R9750 to GTX 1080

chskeie95

Prominent
Aug 14, 2017
2
0
510
I was wondering if this is worth the upgrade? Will my fps and grapics boost at all? Bottleneck?
I've got a i7-3770(non k) and AMD's Radeon HD7950 grapic-card at this time.
If so, I'm buying it asap tomorrow!


Mostly just doing this for the un-optimised game, PUBG. :p
Any answers are appreciated



Update!
Heres my Motherboard with ddr3 (16gb) (Asus - P8H61-I R2.0 Mini ITX LGA1155 Motherboard)
- https://pcpartpicker.com/product/kNtCmG/asus-motherboard-p8h61ir20
 
Solution
An i7-3770 should pair very nicely with a 1080 - there may be a very minor bottleneck in some situations, but the pros definitely outweigh the cons.

Whether a 1080 is the "solution" though, will depend on your resolution. For 1080p <144Hz, a GTX 1080 is likely overkill for most people, even on an unoptimized title like PUBG.

If you're gaming at 1080p.... <144Hz, a GTX 1070 may be a good option for you.
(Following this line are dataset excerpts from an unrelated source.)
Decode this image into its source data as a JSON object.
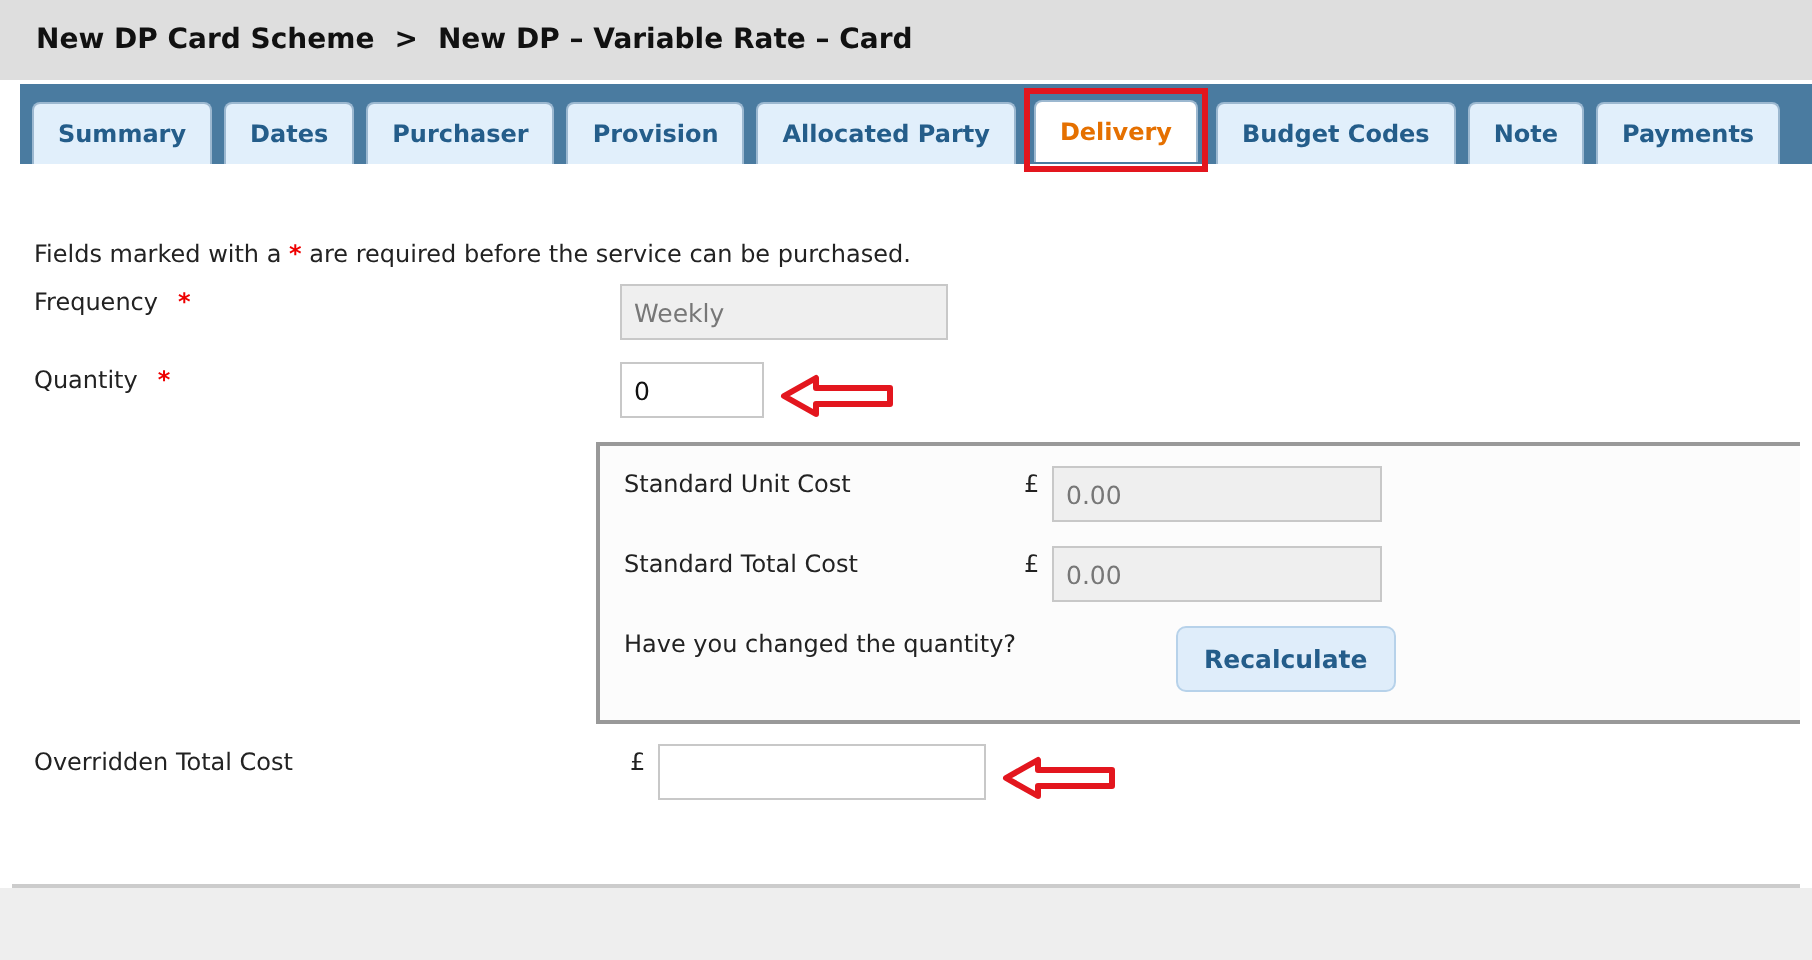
{
  "breadcrumb": {
    "parent": "New DP Card Scheme",
    "separator": ">",
    "current": "New DP – Variable Rate – Card"
  },
  "tabs": [
    {
      "label": "Summary",
      "selected": false,
      "highlighted": false
    },
    {
      "label": "Dates",
      "selected": false,
      "highlighted": false
    },
    {
      "label": "Purchaser",
      "selected": false,
      "highlighted": false
    },
    {
      "label": "Provision",
      "selected": false,
      "highlighted": false
    },
    {
      "label": "Allocated Party",
      "selected": false,
      "highlighted": false
    },
    {
      "label": "Delivery",
      "selected": true,
      "highlighted": true
    },
    {
      "label": "Budget Codes",
      "selected": false,
      "highlighted": false
    },
    {
      "label": "Note",
      "selected": false,
      "highlighted": false
    },
    {
      "label": "Payments",
      "selected": false,
      "highlighted": false
    }
  ],
  "required_note": {
    "before": "Fields marked with a",
    "mark": "*",
    "after": "are required before the service can be purchased."
  },
  "frequency": {
    "label": "Frequency",
    "required_mark": "*",
    "value": "Weekly",
    "disabled": true
  },
  "quantity": {
    "label": "Quantity",
    "required_mark": "*",
    "value": "0",
    "annotated": true
  },
  "cost_panel": {
    "unit_cost": {
      "label": "Standard Unit Cost",
      "currency": "£",
      "value": "0.00"
    },
    "total_cost": {
      "label": "Standard Total Cost",
      "currency": "£",
      "value": "0.00"
    },
    "question": "Have you changed the quantity?",
    "button": "Recalculate"
  },
  "overridden": {
    "label": "Overridden Total Cost",
    "currency": "£",
    "annotated": true
  }
}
If 1080p 60Hz, a GTX 1060 (6GB) may well be a solid option too - not as powerful as the 1070 or 1080 obviously, but more "fit for purpose".
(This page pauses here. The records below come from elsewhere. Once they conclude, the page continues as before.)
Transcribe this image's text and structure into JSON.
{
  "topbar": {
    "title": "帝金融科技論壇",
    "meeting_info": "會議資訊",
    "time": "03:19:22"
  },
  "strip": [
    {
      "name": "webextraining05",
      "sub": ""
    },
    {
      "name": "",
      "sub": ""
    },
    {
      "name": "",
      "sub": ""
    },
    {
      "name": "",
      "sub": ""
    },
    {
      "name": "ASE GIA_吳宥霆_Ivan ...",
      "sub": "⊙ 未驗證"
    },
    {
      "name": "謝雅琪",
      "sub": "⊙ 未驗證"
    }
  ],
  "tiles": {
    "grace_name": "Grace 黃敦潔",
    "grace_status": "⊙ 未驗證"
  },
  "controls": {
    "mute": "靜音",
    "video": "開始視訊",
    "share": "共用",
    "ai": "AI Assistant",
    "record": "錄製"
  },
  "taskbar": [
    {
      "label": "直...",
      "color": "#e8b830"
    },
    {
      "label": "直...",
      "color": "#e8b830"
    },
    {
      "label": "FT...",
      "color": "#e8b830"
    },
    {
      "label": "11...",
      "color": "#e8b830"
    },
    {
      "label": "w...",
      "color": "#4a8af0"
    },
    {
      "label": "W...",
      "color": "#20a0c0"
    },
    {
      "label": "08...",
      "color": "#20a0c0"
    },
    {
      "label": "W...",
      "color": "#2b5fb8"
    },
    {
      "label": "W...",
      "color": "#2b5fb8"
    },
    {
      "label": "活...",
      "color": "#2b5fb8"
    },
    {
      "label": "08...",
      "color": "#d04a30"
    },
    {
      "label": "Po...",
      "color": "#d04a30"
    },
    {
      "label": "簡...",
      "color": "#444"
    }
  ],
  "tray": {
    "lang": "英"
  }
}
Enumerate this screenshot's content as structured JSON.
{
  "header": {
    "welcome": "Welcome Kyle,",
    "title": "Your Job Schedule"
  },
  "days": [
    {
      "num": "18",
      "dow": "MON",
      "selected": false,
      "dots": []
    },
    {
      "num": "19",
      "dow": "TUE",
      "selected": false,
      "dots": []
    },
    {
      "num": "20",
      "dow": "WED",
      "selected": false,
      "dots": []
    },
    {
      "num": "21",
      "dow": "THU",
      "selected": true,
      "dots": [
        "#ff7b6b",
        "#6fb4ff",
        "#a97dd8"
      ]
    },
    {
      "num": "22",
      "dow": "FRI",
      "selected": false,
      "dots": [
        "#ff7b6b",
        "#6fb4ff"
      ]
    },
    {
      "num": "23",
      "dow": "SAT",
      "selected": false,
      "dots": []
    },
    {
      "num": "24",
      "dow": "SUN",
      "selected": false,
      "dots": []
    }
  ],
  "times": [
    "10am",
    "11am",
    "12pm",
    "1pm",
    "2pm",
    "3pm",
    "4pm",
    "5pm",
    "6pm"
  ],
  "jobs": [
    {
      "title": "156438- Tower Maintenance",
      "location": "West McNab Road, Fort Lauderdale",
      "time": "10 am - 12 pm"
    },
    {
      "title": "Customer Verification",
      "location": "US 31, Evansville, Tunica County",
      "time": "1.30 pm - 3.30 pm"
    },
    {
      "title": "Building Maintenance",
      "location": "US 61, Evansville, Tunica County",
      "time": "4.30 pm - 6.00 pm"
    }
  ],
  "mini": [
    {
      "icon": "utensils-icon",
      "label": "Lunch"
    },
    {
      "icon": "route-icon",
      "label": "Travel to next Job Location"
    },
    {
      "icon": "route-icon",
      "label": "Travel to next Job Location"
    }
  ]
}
As for 7950 vs 1080 (or 1070), performance would be near night & day - you'd see a substantial FPS gain in all areas (max, min and average as a result).
A 7950 is roughly on par with a...

Barty1884

Retired Moderator
An i7-3770 should pair very nicely with a 1080 - there may be a very minor bottleneck in some situations, but the pros definitely outweigh the cons.

Whether a 1080 is the "solution" though, will depend on your resolution. For 1080p <144Hz, a GTX 1080 is likely overkill for most people, even on an unoptimized title like PUBG.
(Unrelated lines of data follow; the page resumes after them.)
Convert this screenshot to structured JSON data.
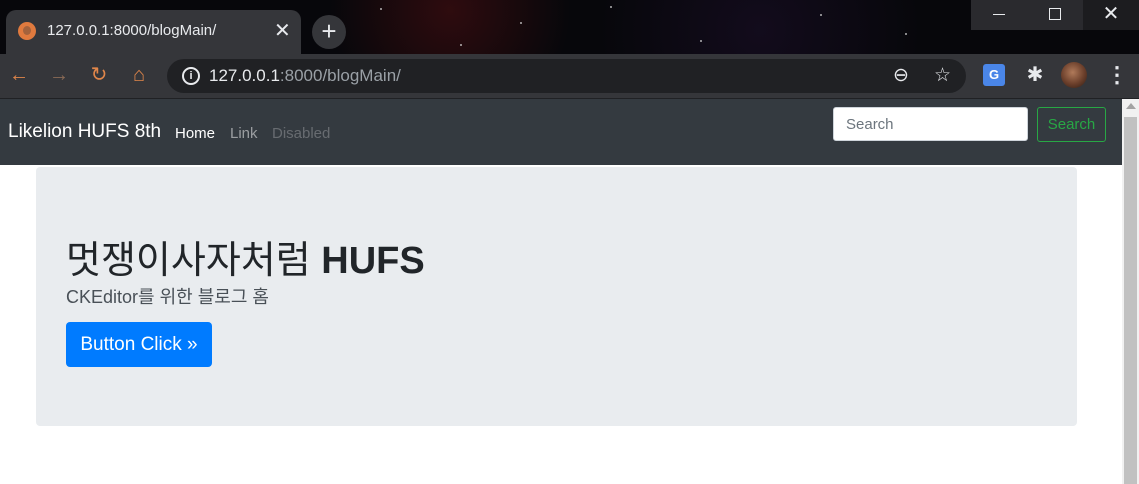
{
  "browser": {
    "tab_title": "127.0.0.1:8000/blogMain/",
    "tab_close": "✕",
    "new_tab": "+",
    "url_host": "127.0.0.1",
    "url_rest": ":8000/blogMain/",
    "icons": {
      "back": "←",
      "forward": "→",
      "reload": "↻",
      "home": "⌂",
      "zoom": "⊖",
      "star": "☆",
      "translate": "G",
      "extensions": "✱",
      "menu": "⋮",
      "info": "i"
    },
    "window_close": "✕"
  },
  "navbar": {
    "brand": "Likelion HUFS 8th",
    "links": [
      "Home",
      "Link",
      "Disabled"
    ],
    "search_placeholder": "Search",
    "search_button": "Search"
  },
  "jumbotron": {
    "heading_korean": "멋쟁이사자처럼",
    "heading_bold": "HUFS",
    "subtitle": "CKEditor를 위한 블로그 홈",
    "button": "Button Click »"
  },
  "colors": {
    "navbar_bg": "#343a40",
    "jumbotron_bg": "#e9ecef",
    "primary": "#007bff",
    "success": "#28a745",
    "chrome_toolbar": "#35363a"
  }
}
If you're gaming at 1080p.... <144Hz, a GTX 1070 may be a good option for you. If 1080p 60Hz, a GTX 1060 (6GB) may well be a solid option too - not as powerful as the 1070 or 1080 obviously, but more "fit for purpose".

As for 7950 vs 1080 (or 1070), performance would be near night & day - you'd see a substantial FPS gain in all areas (max, min and average as a result).
A 7950 is roughly on par with a 1050TI / 960 etc, albeit with 1GB less of VRAM vs the 1050TI and some 960 variants.

AFAIK, PUBG, even on "low" can utilize >2GB VRAM, and if you're playing higher settings than that, the VRAM at 3GB would likely still be a limiting factor.
A 1060 (6GB), 1070 or 1080 should see solid gains, even just on a VRAM level - once you get to "raw horsepower" performance, your gains should be quite substantial.